I, for one, am excited that 2016 has kicked off as the season of baserunning controversies.
The Yankees gave away the lead, and ultimately the game (a 5-3 loss to the Astros) in the eighth inning when reliever Dellin Betances sailed a throw to first over everyone’s heads. He did so because batter Carlos Correa was running on the infield grass, directly between Betances and the first baseman.
Yankees manager Joe Girardi came out to argue, and declared New York would be playing the rest of the game under an official protest. It’s an unwinnable argument, because as the official MLB rulebook has it, it’s a judgment call for the umpire.
A comment to Rule 6.01(a):
A runner who is adjudged to have hindered a fielder who is attempting to make a play on a batted ball is out whether it was intentional or not.
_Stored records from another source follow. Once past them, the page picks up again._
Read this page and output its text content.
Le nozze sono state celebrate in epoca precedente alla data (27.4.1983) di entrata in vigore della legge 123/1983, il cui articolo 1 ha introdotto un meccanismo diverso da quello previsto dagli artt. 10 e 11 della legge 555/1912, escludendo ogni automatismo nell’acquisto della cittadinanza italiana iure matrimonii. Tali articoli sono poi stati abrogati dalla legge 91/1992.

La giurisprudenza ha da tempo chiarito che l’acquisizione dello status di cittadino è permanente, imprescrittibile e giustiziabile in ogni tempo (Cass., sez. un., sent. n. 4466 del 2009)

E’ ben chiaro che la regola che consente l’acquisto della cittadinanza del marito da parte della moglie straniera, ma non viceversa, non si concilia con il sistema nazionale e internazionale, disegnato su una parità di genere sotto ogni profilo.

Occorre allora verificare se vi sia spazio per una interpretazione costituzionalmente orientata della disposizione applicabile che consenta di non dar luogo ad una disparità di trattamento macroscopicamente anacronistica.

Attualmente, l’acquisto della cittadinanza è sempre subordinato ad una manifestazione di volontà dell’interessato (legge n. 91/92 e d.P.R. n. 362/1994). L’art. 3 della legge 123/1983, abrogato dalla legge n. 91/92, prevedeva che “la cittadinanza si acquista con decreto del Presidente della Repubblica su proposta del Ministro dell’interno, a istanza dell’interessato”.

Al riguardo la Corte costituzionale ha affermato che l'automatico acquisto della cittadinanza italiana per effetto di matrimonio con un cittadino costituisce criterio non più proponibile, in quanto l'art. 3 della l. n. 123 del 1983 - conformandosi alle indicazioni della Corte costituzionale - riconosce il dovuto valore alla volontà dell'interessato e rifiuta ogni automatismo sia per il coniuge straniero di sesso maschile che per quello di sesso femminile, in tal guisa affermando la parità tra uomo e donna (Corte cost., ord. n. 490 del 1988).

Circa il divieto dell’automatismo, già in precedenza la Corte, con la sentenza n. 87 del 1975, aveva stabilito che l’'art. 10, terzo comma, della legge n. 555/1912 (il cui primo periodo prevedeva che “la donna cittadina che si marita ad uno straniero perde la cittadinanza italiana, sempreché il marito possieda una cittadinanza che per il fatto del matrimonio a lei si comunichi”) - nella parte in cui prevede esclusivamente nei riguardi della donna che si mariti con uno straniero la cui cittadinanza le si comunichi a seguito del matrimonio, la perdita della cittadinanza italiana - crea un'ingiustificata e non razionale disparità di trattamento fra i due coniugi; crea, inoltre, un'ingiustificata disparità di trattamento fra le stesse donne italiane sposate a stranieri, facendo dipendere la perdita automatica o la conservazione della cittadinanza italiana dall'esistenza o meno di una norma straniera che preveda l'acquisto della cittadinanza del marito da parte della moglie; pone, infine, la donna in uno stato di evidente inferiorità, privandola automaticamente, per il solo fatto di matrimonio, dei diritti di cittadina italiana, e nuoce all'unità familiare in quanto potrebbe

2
In his comments after the game, home plate ump Dana DeMuth said,
“In my judgment he didn’t impede or hinder the first baseman from fielding the ball. The pitcher launched it, threw it off to right field. The runner does not have to be in a 45-foot baseline. Joe thinks he does. That’s what he protested on.”
The Yankees will not win this protest, but you can see Girardi’s argument. Sure, Correa didn’t get in the way of the skied throw. But Betances only skied it because Correa was in the way.
The rule very much ought to be clarified—6.01.(a) currently runs for three-and-a-half pages. And any update should take into account wild throws made because the runner is out of the baseline. As it is now, cause and effect are backward.
DeMuth had advice for what Betances should have done:
“Throw it into the runner’s back,” DeMuth said. “Because then what’s happening? He is impeding.”
It’s a lot to ask a player, working on instinct, to intentionally not record an out just to draw attention to a rules violation. Girardi isn’t having it:
“I don’t want to go in and tell my pitchers, ‘Just throw it and hit him in the back,’” he said. “Now you’re asking one of our players to assault theirs.”
Maybe MLB needs to implement kickball rules. Peg a runner and he’s out.